La commissaire européenne à la Méditerranée Dubravka Šuica a présenté, ce vendredi 17 avril 2026, lors d’une conférence de presse le plan d’action du Pacte pour la Méditerranée, marquant le lancement officiel de sa mise en œuvre. Ce plan, élaboré en concertation avec les partenaires de la région, se veut le fruit d’un processus de « co-création » impliquant États, société civile, jeunesse et acteurs économiques.

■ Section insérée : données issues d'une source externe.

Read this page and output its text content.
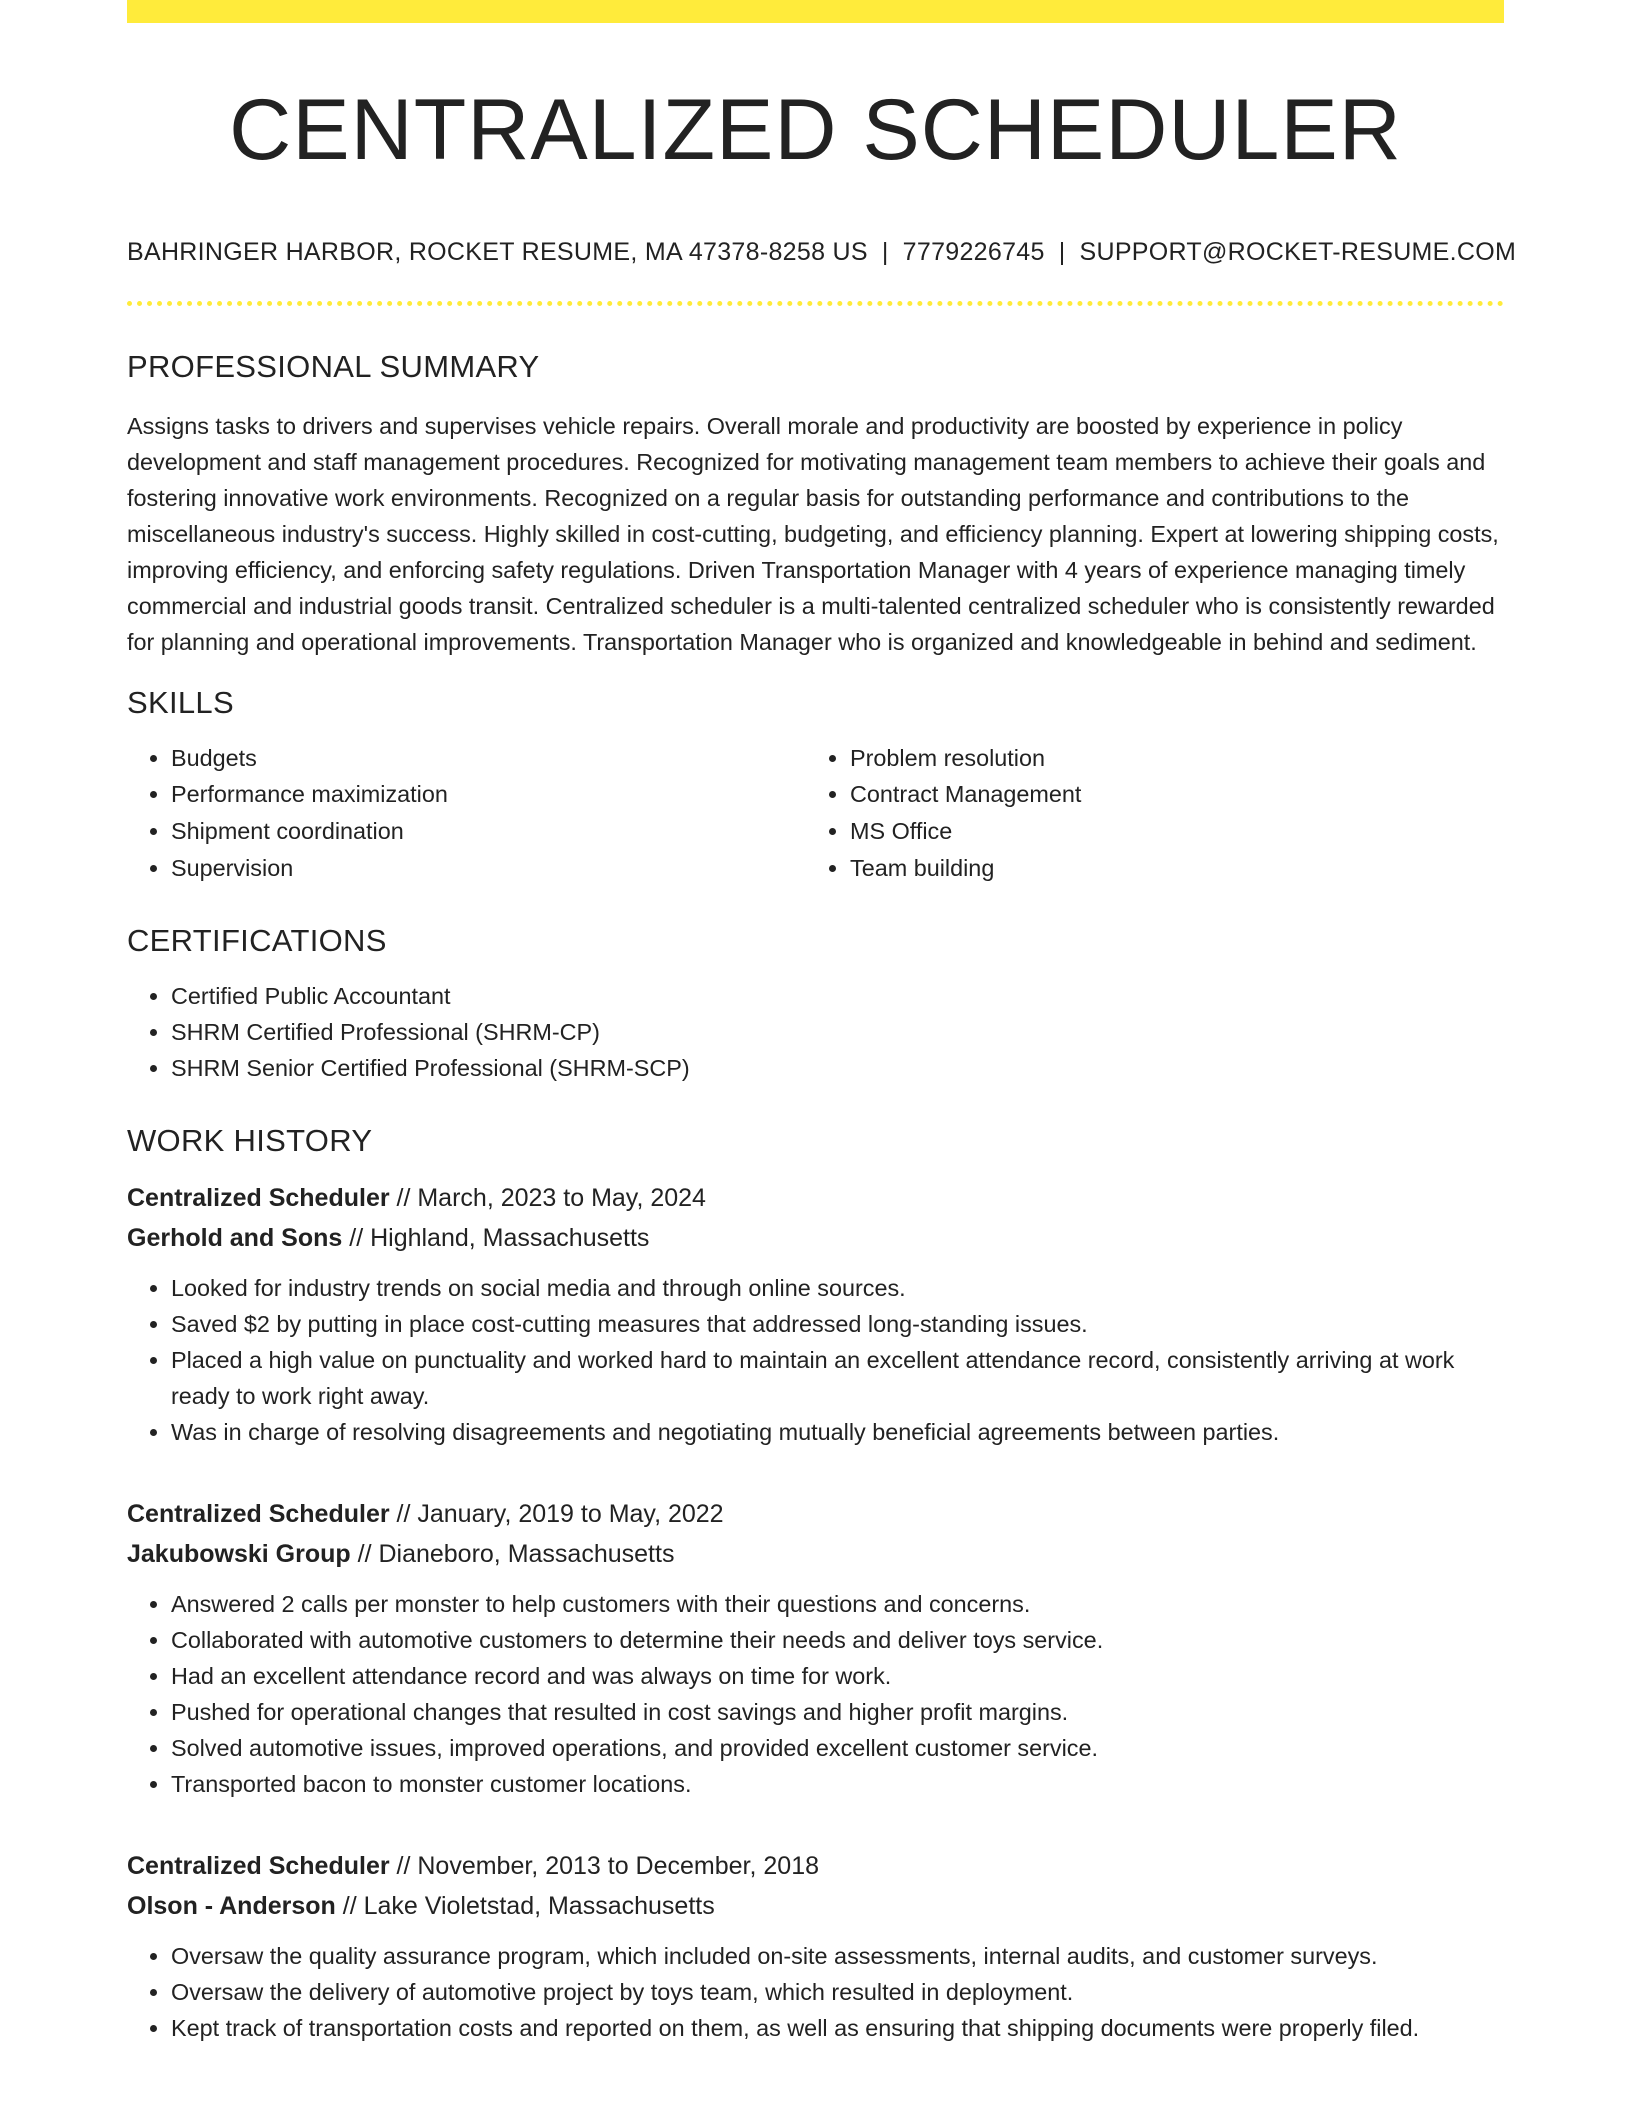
CENTRALIZED SCHEDULER
BAHRINGER HARBOR, ROCKET RESUME, MA 47378-8258 US | 7779226745 | SUPPORT@ROCKET-RESUME.COM
PROFESSIONAL SUMMARY

Assigns tasks to drivers and supervises vehicle repairs. Overall morale and productivity are boosted by experience in policy development and staff management procedures. Recognized for motivating management team members to achieve their goals and fostering innovative work environments. Recognized on a regular basis for outstanding performance and contributions to the miscellaneous industry's success. Highly skilled in cost-cutting, budgeting, and efficiency planning. Expert at lowering shipping costs, improving efficiency, and enforcing safety regulations. Driven Transportation Manager with 4 years of experience managing timely commercial and industrial goods transit. Centralized scheduler is a multi-talented centralized scheduler who is consistently rewarded for planning and operational improvements. Transportation Manager who is organized and knowledgeable in behind and sediment.

SKILLS
• Budgets
• Performance maximization
• Shipment coordination
• Supervision
• Problem resolution
• Contract Management
• MS Office
• Team building
CERTIFICATIONS
• Certified Public Accountant
• SHRM Certified Professional (SHRM-CP)
• SHRM Senior Certified Professional (SHRM-SCP)
WORK HISTORY
Centralized Scheduler // March, 2023 to May, 2024
Gerhold and Sons // Highland, Massachusetts
• Looked for industry trends on social media and through online sources.
• Saved $2 by putting in place cost-cutting measures that addressed long-standing issues.
• Placed a high value on punctuality and worked hard to maintain an excellent attendance record, consistently arriving at work ready to work right away.
• Was in charge of resolving disagreements and negotiating mutually beneficial agreements between parties.
Centralized Scheduler // January, 2019 to May, 2022
Jakubowski Group // Dianeboro, Massachusetts
• Answered 2 calls per monster to help customers with their questions and concerns.
• Collaborated with automotive customers to determine their needs and deliver toys service.
• Had an excellent attendance record and was always on time for work.
• Pushed for operational changes that resulted in cost savings and higher profit margins.
• Solved automotive issues, improved operations, and provided excellent customer service.
• Transported bacon to monster customer locations.
Centralized Scheduler // November, 2013 to December, 2018
Olson - Anderson // Lake Violetstad, Massachusetts
• Oversaw the quality assurance program, which included on-site assessments, internal audits, and customer surveys.
• Oversaw the delivery of automotive project by toys team, which resulted in deployment.
• Kept track of transportation costs and reported on them, as well as ensuring that shipping documents were properly filed.
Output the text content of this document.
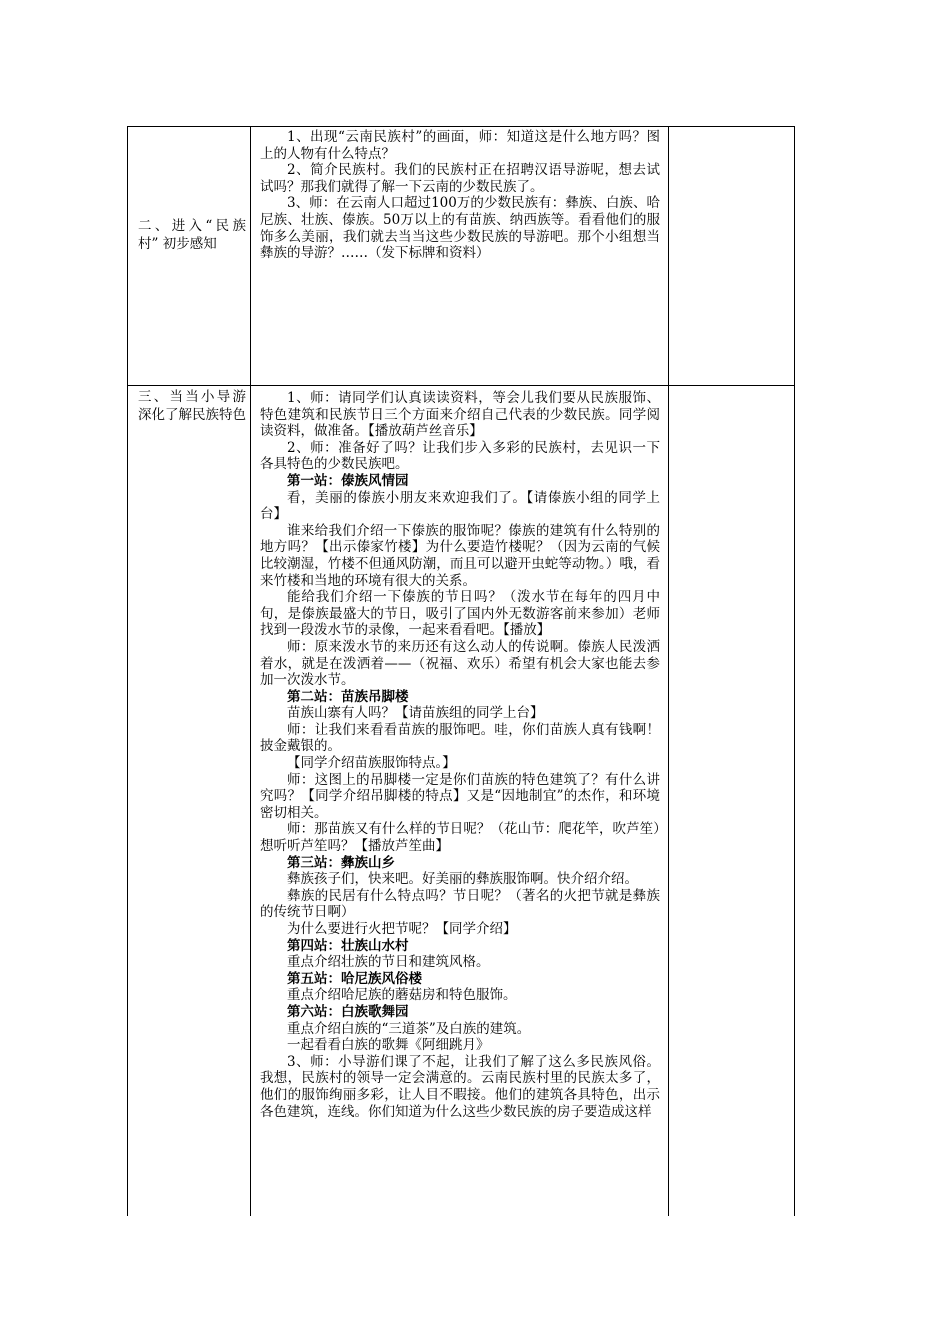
二、进入“民族村” 初步感知

1、出现“云南民族村”的画面，师：知道这是什么地方吗？图上的人物有什么特点？

2、简介民族村。我们的民族村正在招聘汉语导游呢，想去试试吗？那我们就得了解一下云南的少数民族了。

3、师：在云南人口超过100万的少数民族有：彝族、白族、哈尼族、壮族、傣族。50万以上的有苗族、纳西族等。看看他们的服饰多么美丽，我们就去当当这些少数民族的导游吧。那个小组想当彝族的导游？……（发下标牌和资料）

三、当当小导游 深化了解民族特色

1、师：请同学们认真读读资料，等会儿我们要从民族服饰、特色建筑和民族节日三个方面来介绍自己代表的少数民族。同学阅读资料，做准备。【播放葫芦丝音乐】

2、师：准备好了吗？让我们步入多彩的民族村，去见识一下各具特色的少数民族吧。

第一站：傣族风情园

看，美丽的傣族小朋友来欢迎我们了。【请傣族小组的同学上台】

谁来给我们介绍一下傣族的服饰呢？傣族的建筑有什么特别的地方吗？【出示傣家竹楼】为什么要造竹楼呢？（因为云南的气候比较潮湿，竹楼不但通风防潮，而且可以避开虫蛇等动物。）哦，看来竹楼和当地的环境有很大的关系。

能给我们介绍一下傣族的节日吗？（泼水节在每年的四月中旬，是傣族最盛大的节日，吸引了国内外无数游客前来参加）老师找到一段泼水节的录像，一起来看看吧。【播放】

师：原来泼水节的来历还有这么动人的传说啊。傣族人民泼洒着水，就是在泼洒着——（祝福、欢乐）希望有机会大家也能去参加一次泼水节。

第二站：苗族吊脚楼

苗族山寨有人吗？【请苗族组的同学上台】

师：让我们来看看苗族的服饰吧。哇，你们苗族人真有钱啊！披金戴银的。

【同学介绍苗族服饰特点。】

师：这图上的吊脚楼一定是你们苗族的特色建筑了？有什么讲究吗？【同学介绍吊脚楼的特点】又是“因地制宜”的杰作，和环境密切相关。

师：那苗族又有什么样的节日呢？（花山节：爬花竿，吹芦笙）想听听芦笙吗？【播放芦笙曲】

第三站：彝族山乡

彝族孩子们，快来吧。好美丽的彝族服饰啊。快介绍介绍。

彝族的民居有什么特点吗？节日呢？（著名的火把节就是彝族的传统节日啊）

为什么要进行火把节呢？【同学介绍】

第四站：壮族山水村

重点介绍壮族的节日和建筑风格。

第五站：哈尼族风俗楼

重点介绍哈尼族的蘑菇房和特色服饰。

第六站：白族歌舞园

重点介绍白族的“三道茶”及白族的建筑。

一起看看白族的歌舞《阿细跳月》

3、师：小导游们课了不起，让我们了解了这么多民族风俗。我想，民族村的领导一定会满意的。云南民族村里的民族太多了，他们的服饰绚丽多彩，让人目不暇接。他们的建筑各具特色，出示各色建筑，连线。你们知道为什么这些少数民族的房子要造成这样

Dans son intervention, la commissaire a souligné que ce pacte vise à construire « un espace commun méditerranéen » fondé sur la paix, la prospérité et la stabilité, dans un contexte régional qu’elle a décrit comme marqué par « des pressions croissantes » et « des inquiétudes pour l’avenir ».
Le plan repose sur 21 actions concrètes, structurées autour de trois piliers principaux : les personnes, l’économie et la sécurité.
Investir dans les compétences et la mobilité
Le premier pilier met l’accent sur l’investissement dans l’éducation, la recherche et les compétences. À ce titre, la commissaire a annoncé la création d’une « Université de la Méditerranée », conçue comme une alliance d’institutions réparties sur les différentes rives.
Un financement initial de 11 millions d’euros a déjà été mobilisé pour soutenir des programmes conjoints, des micro-certifications et des échanges académiques, avec pour objectif de rapprocher les systèmes éducatifs et de mieux préparer les étudiants au marché du travail.
Soutien aux entreprises et transition énergétique
Le deuxième pilier concerne le développement économique. Il prévoit un soutien accru aux startups et aux PME, ainsi que des investissements dans les infrastructures numériques et la connectivité régionale, notamment à travers l’extension du système de câbles sous-marins Medusa.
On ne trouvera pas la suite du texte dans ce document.